Entscheidungsstichwort (Thema)
Berufsschutz von Selbstversicherten. bisheriger Beruf
Orientierungssatz
Zur Frage, ob die für den Berufsschutz der Selbstversicherten aus Gründen des Versicherungsprinzips und zur Vermeidung einer unbilligen Bevorzugung dieser Personengruppe gegenüber den Pflichtversicherten entwickelte Regel, den bisherigen Beruf nur insoweit zu berücksichtigen, als die entrichteten Beiträge zur Rentenversicherung ihm entsprechen, auf Fälle übertragbar ist, in denen der Versicherte eine rd. 25-jährig währende selbständige Tätigkeit mit teilweise freiwillig entrichteten Mindestbeiträgen für wenige Monate unterbricht und in dieser Zeit pflichtversichert mit einem Arbeitsentgelt unter Hilfsarbeiterniveau ist?
Verfahrensgang
SG Darmstadt (Urteil vom 13.03.1992; Aktenzeichen S-1/J-326/89) |
Nachgehend
Tenor
I. Auf die Berufung der Beklagten wird das Urteil des Sozialgerichts Darmstadt vom 13. März 1992 geändert. Die Beklagte wird unter Abänderung des Bescheides vom 15. Februar 1989 und Abweisung der weitergehenden Klage verurteilt, dem Kläger für die Zeit vom 1. November 1988 bis zum 30. November 1992 Rente wegen Berufsunfähigkeit zu gewähren.

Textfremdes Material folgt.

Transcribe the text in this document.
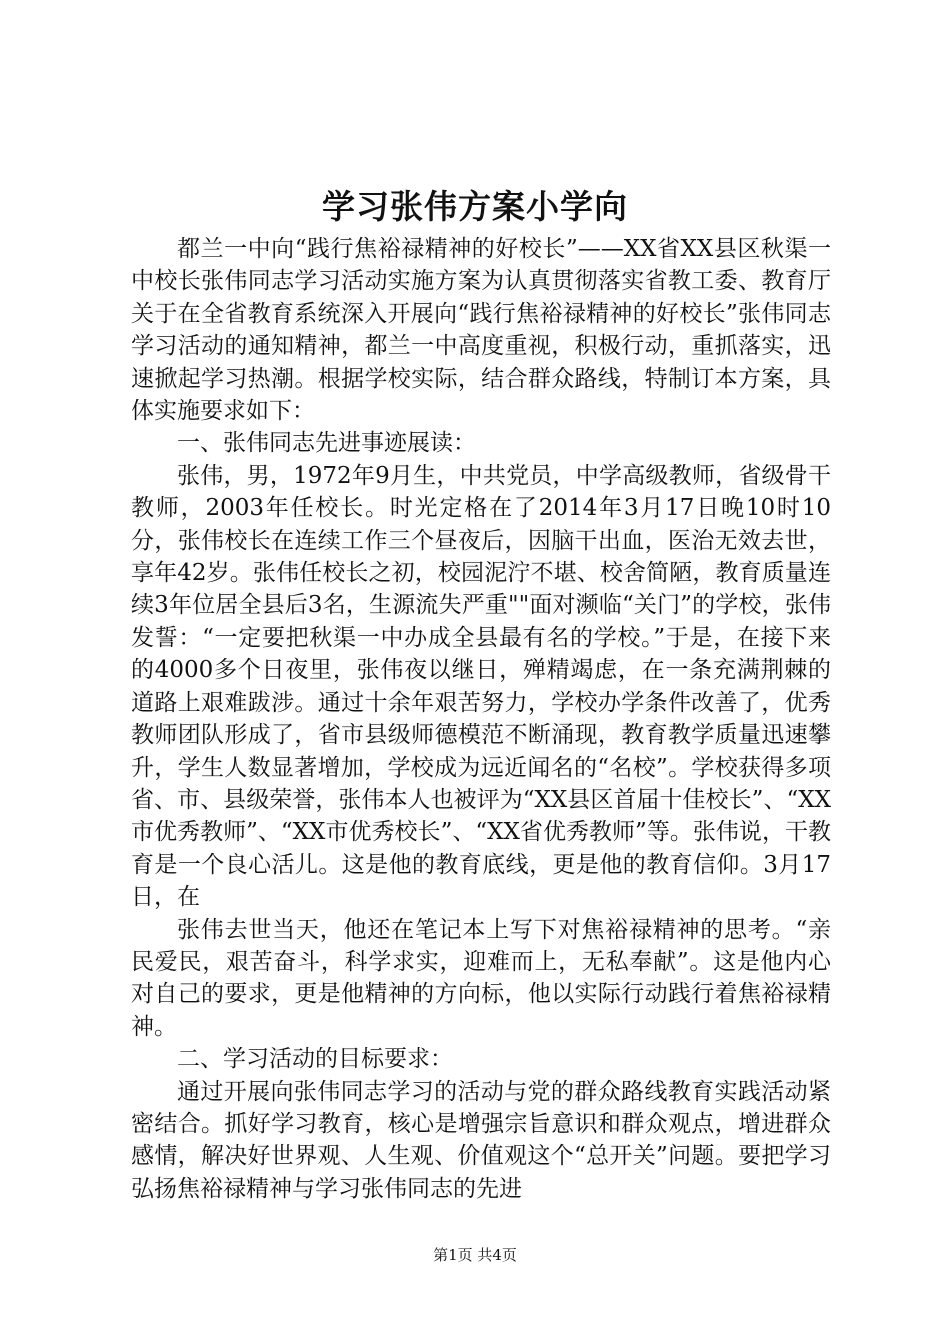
学习张伟方案小学向

都兰一中向“践行焦裕禄精神的好校长”——XX省XX县区秋渠一中校长张伟同志学习活动实施方案为认真贯彻落实省教工委、教育厅关于在全省教育系统深入开展向“践行焦裕禄精神的好校长”张伟同志学习活动的通知精神，都兰一中高度重视，积极行动，重抓落实，迅速掀起学习热潮。根据学校实际，结合群众路线，特制订本方案，具体实施要求如下：

一、张伟同志先进事迹展读：

张伟，男，1972年9月生，中共党员，中学高级教师，省级骨干教师，2003年任校长。时光定格在了2014年3月17日晚10时10分，张伟校长在连续工作三个昼夜后，因脑干出血，医治无效去世，享年42岁。张伟任校长之初，校园泥泞不堪、校舍简陋，教育质量连续3年位居全县后3名，生源流失严重""面对濒临“关门”的学校，张伟发誓：“一定要把秋渠一中办成全县最有名的学校。”于是，在接下来的4000多个日夜里，张伟夜以继日，殚精竭虑，在一条充满荆棘的道路上艰难跋涉。通过十余年艰苦努力，学校办学条件改善了，优秀教师团队形成了，省市县级师德模范不断涌现，教育教学质量迅速攀升，学生人数显著增加，学校成为远近闻名的“名校”。学校获得多项省、市、县级荣誉，张伟本人也被评为“XX县区首届十佳校长”、“XX市优秀教师”、“XX市优秀校长”、“XX省优秀教师”等。张伟说，干教育是一个良心活儿。这是他的教育底线，更是他的教育信仰。3月17日，在

张伟去世当天，他还在笔记本上写下对焦裕禄精神的思考。“亲民爱民，艰苦奋斗，科学求实，迎难而上，无私奉献”。这是他内心对自己的要求，更是他精神的方向标，他以实际行动践行着焦裕禄精神。

二、学习活动的目标要求：

通过开展向张伟同志学习的活动与党的群众路线教育实践活动紧密结合。抓好学习教育，核心是增强宗旨意识和群众观点，增进群众感情，解决好世界观、人生观、价值观这个“总开关”问题。要把学习弘扬焦裕禄精神与学习张伟同志的先进

第1页 共4页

Insoweit wird die Berufung zurückgewiesen.
II. Die Beklagte hat dem Kläger die ihm zur zweckentsprechenden Rechtsverfolgung entstandenen notwendigen außergerichtlichen Kosten beider Instanzen zu zwei Dritteln zu erstatten.
III. Die Revision wird nicht zugelassen.
Tatbestand
Streitig ist (noch), ob der Kläger gegen die Beklagte für die Zeit vom 1. November 1988 bis zum 30. November 1992 einen Anspruch auf Gewährung von Rente wegen verminderter Erwerbsfähigkeit hat.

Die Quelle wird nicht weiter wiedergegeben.